About 100,000 of the one million or so Rohingya refugees living in Bangladesh will be moved to Thengar Char, a remote, flood-prone island in the Bay of Bengal by November 2019, according to details of the $278 million plan released by the office of Mustafa Kamal, Bangladesh's minister of planning.
Some 626,000 mainly Muslim Rohingya have arrived in Bangladesh since August, joining an existing Rohingya refugee population of up to 300,000. They say they've fled widespread violence perpetrated by the military in the north of Myanmar's Rakhine State.
The Myanmar military denies wrongdoing and says it's targeting terrorists responsible for killing security forces. The United Nations, the US and the UK have called the situation in Rakhine State "ethnic cleansing" and on Tuesday the UN human rights chief suggested that genocide "cannot be ruled out."
The plan was approved by Bangladesh's Prime Minister, Sheikh Hasina, on November 28 and the same day Amnesty International called upon the Bangladeshi government to abandon the proposal, calling it a "terrible mistake."
"Having opened its doors to more than 600,000 Rohingya over the past three months, the Bangladesh government now risks undermining the protection of the Rohingya and squandering the international goodwill it has earned. In its desperation to see the Rohingya leave the camps and ultimately return to Myanmar, it is putting their safety and well-being at risk," said Biraj Patnaik, Amnesty International's South Asia director.

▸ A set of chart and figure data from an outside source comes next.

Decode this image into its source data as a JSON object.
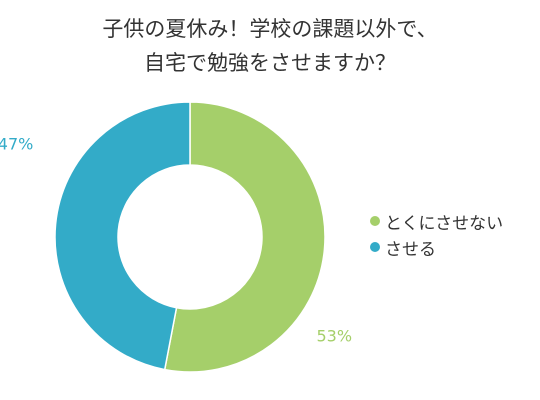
{
  "chart_data": {
    "type": "pie",
    "title_lines": [
      "子供の夏休み！学校の課題以外で、",
      "自宅で勉強をさせますか？"
    ],
    "slices": [
      {
        "label": "とくにさせない",
        "value": 53,
        "value_label": "53%",
        "color": "#a5cf6a"
      },
      {
        "label": "させる",
        "value": 47,
        "value_label": "47%",
        "color": "#33abc8"
      }
    ],
    "legend_position": "right",
    "donut": true
  }
}
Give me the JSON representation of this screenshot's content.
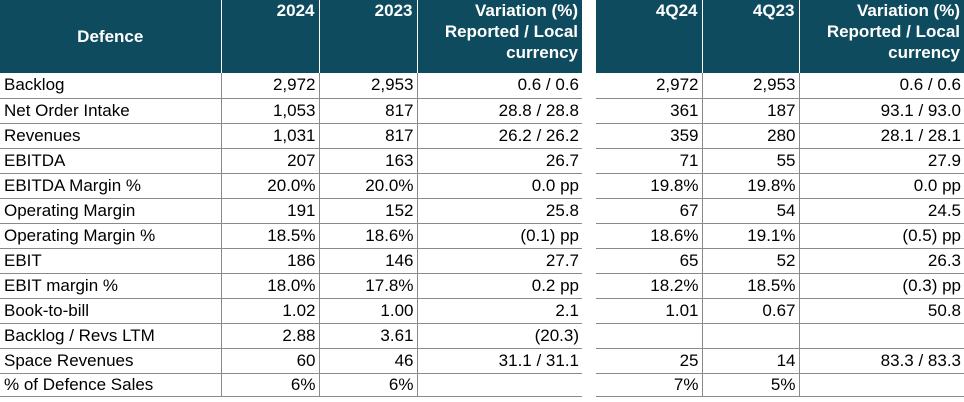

In response to complaints from human rights groups, the Bangladesh Navy conducted a study which found that the island could be habitable with land reclamation and work to the shore line. Eventually, the government plans to build nearly 1,500 barrack houses and 120 shelter centers on 60 hectares (150 acres) of land on the island.
"Although the land is flooded due to tidal effect of sea, it is very much controllable by land development and shore protection work. Many countries in the world reclaim the land in the sea by the same process," Kamal's statement said.
Is genocide taking place?
"Witnesses in different locations have given concordant reports of acts of appalling barbarity committed against the Rohingya, including deliberately burning people to death inside their homes; murders of children and adults; indiscriminate shooting of fleeing civilians; widespread rapes of women and girls; and the burning and destruction of houses, schools, markets and mosques," Zeid said in Geneva.
"Can anyone rule out that elements of genocide may be present?"
The Burmese government doesn't use the word Rohingya and considers them illegal immigrants even though some Rohingya families can trace their roots in Rakhine State back decades.
"Refusal by international as well as local actors to even name the Rohingyas as Rohingyas -- to recognise them as a community and respect their right to self-identification -- is yet another humiliation, and it creates a shameful paradox: they are denied a name, while being targeted for being who they are," Zeid said Tuesday.